DirecTV was once again a drag on AT&T earnings as it saw more subscriber churn, particularly on the low-cost side. The pressure on the pay-TV eco system in general is forcing the satcaster to take a hard line in setting new carriage agreements with programmers. Viacom and CBS Corp. are among the majors with broad DirecTV carriage pacts that expire this year.

Stephenson noted that it is simply impossible to sustain a business facing subscriber declines in the face of programming costs climbing 7%-8% a year.

“We’ve had very good success so far getting to a rationalization of those content costs,” Stephenson said. “We think this is an equation we can balance…We’ve got to get the content costs in line with what the customer is willing to pay.”

Stephenson was once again asked about Warner Bros. decision to license the streaming rights to the “Friends” catalog to Netflix for an estimated $100 million even as WarnerMedia plans to mine its vast library to launch a global streaming platform later this year. Stephenson emphasized that the deal with Netflix is non-exclusive, meaning that Ross, Rachel and the rest of the “Friends” gang will also be carried by WarnerMedia’s service.

In the near term, decisions about how much of WarnerMedia’s content should be licensed to outside distributors, amid the changing consumer landscape and the company’s streaming plans, will be made on a case by case basis. In the case of “Friends,” AT&T had little choice but to take the windfall offered by Netflix.

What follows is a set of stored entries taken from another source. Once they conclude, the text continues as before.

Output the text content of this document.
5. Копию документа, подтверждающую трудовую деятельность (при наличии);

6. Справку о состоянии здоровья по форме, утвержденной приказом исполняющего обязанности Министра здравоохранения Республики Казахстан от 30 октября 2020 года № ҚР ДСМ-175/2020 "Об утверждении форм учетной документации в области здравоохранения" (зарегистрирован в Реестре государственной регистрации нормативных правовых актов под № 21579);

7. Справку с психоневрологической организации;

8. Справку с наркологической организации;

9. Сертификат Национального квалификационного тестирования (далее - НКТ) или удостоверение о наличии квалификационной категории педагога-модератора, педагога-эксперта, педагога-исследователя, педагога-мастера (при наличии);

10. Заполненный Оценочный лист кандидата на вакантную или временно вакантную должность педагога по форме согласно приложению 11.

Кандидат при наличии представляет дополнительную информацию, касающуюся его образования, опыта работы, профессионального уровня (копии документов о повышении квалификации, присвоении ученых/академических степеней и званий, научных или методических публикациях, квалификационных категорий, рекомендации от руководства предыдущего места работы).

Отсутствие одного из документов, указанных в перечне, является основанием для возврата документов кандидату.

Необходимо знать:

“Each of these decisions will be evaluated in terms of how critical it is to have it on our platform exclusively versus the economics of licensing it to others,” he said. The high demand for a 25-year-old classic such as “Friends” only validates AT&T’s pursuit of Time Warner.

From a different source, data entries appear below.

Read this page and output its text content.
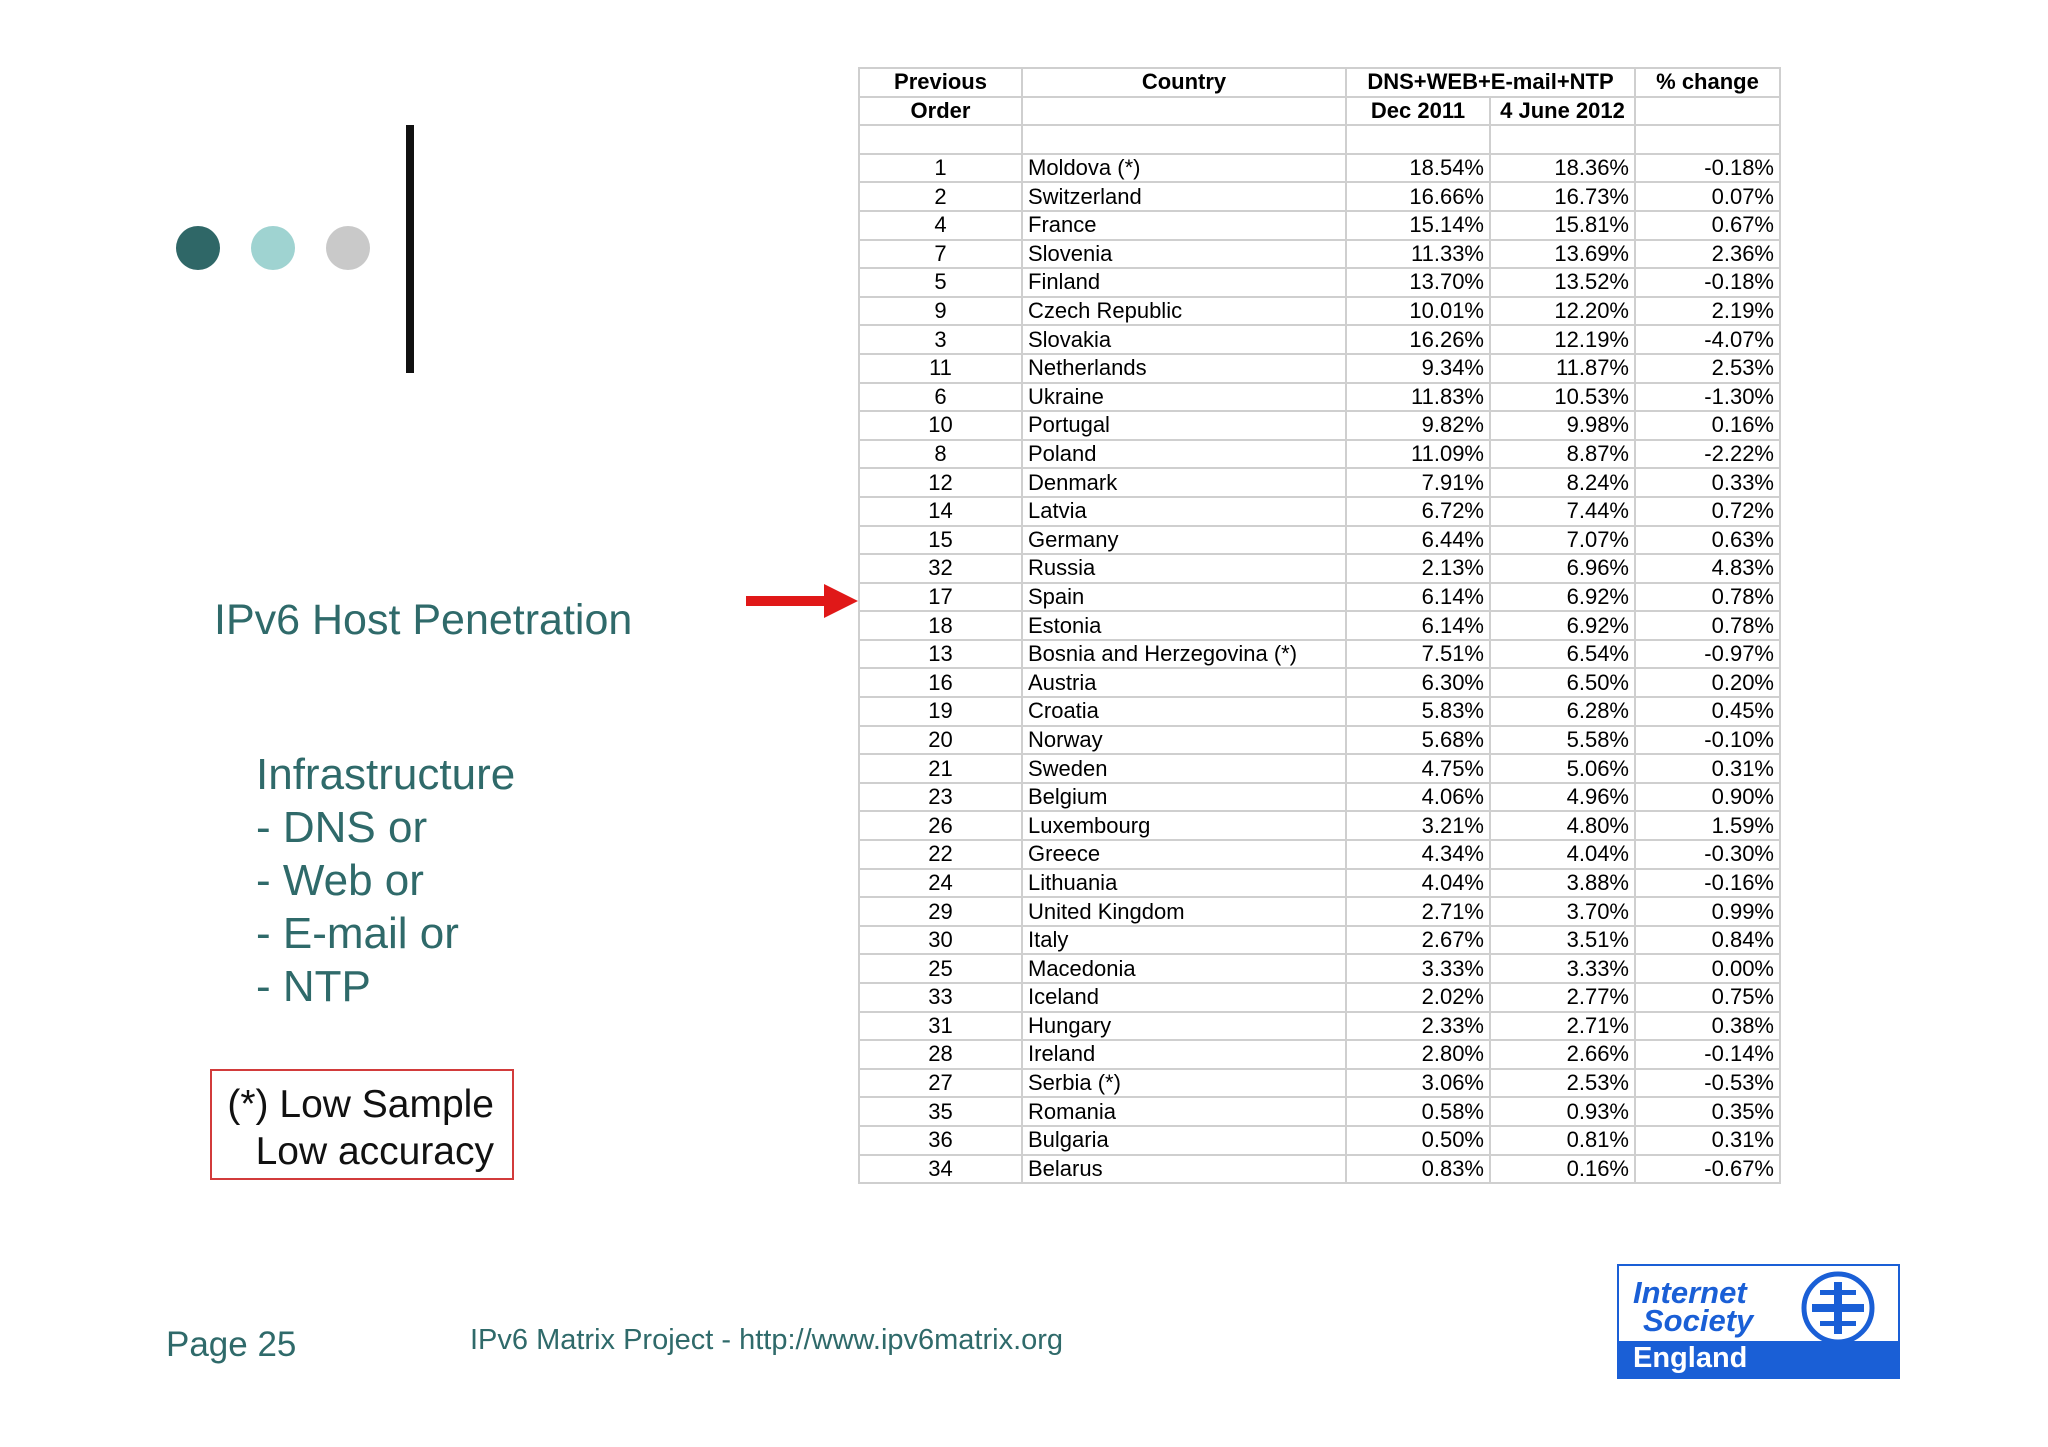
IPv6 Host Penetration
Infrastructure
- DNS or
- Web or
- E-mail or
- NTP
(*) Low Sample
Low accuracy
Previous	Country	DNS+WEB+E-mail+NTP		% change
Order		Dec 2011	4 June 2012	

1	Moldova (*)	18.54%	18.36%	-0.18%
2	Switzerland	16.66%	16.73%	0.07%
4	France	15.14%	15.81%	0.67%
7	Slovenia	11.33%	13.69%	2.36%
5	Finland	13.70%	13.52%	-0.18%
9	Czech Republic	10.01%	12.20%	2.19%
3	Slovakia	16.26%	12.19%	-4.07%
11	Netherlands	9.34%	11.87%	2.53%
6	Ukraine	11.83%	10.53%	-1.30%
10	Portugal	9.82%	9.98%	0.16%
8	Poland	11.09%	8.87%	-2.22%
12	Denmark	7.91%	8.24%	0.33%
14	Latvia	6.72%	7.44%	0.72%
15	Germany	6.44%	7.07%	0.63%
32	Russia	2.13%	6.96%	4.83%
17	Spain	6.14%	6.92%	0.78%
18	Estonia	6.14%	6.92%	0.78%
13	Bosnia and Herzegovina (*)	7.51%	6.54%	-0.97%
16	Austria	6.30%	6.50%	0.20%
19	Croatia	5.83%	6.28%	0.45%
20	Norway	5.68%	5.58%	-0.10%
21	Sweden	4.75%	5.06%	0.31%
23	Belgium	4.06%	4.96%	0.90%
26	Luxembourg	3.21%	4.80%	1.59%
22	Greece	4.34%	4.04%	-0.30%
24	Lithuania	4.04%	3.88%	-0.16%
29	United Kingdom	2.71%	3.70%	0.99%
30	Italy	2.67%	3.51%	0.84%
25	Macedonia	3.33%	3.33%	0.00%
33	Iceland	2.02%	2.77%	0.75%
31	Hungary	2.33%	2.71%	0.38%
28	Ireland	2.80%	2.66%	-0.14%
27	Serbia (*)	3.06%	2.53%	-0.53%
35	Romania	0.58%	0.93%	0.35%
36	Bulgaria	0.50%	0.81%	0.31%
34	Belarus	0.83%	0.16%	-0.67%
Page 25	IPv6 Matrix Project - http://www.ipv6matrix.org
Internet
Society
England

“Having a 90-year inventory of incredible IP is a really important thing. If you look out on the landscape of what is being consumed (on other streaming services), you’d be surprised how much of that is Warner Bros. intellectual property,” Stephenson said.

AT&T’s overall fourth quarter earnings were viewed by analysts as a mixed bag. But the company’s repeated articulation of its debt-reduction strategy is a good sign that the post-merger focus is in the right place. Stephens said the company is continuing to pursue asset sales — including the 10% stake in Hulu that it inherited from Time Warner — to help tame the mountain of red ink.

“AT&T’s weak Q4 subscriber trends, especially for DirecTV and the Turner Networks’ viewer ratings, and debt levels remain primary medium-term credit concerns, but strong focus in 2019 on debt and leverage reduction provides some near-term comfort,” said Neil Begley, senior VP at Moody’s Investors Service.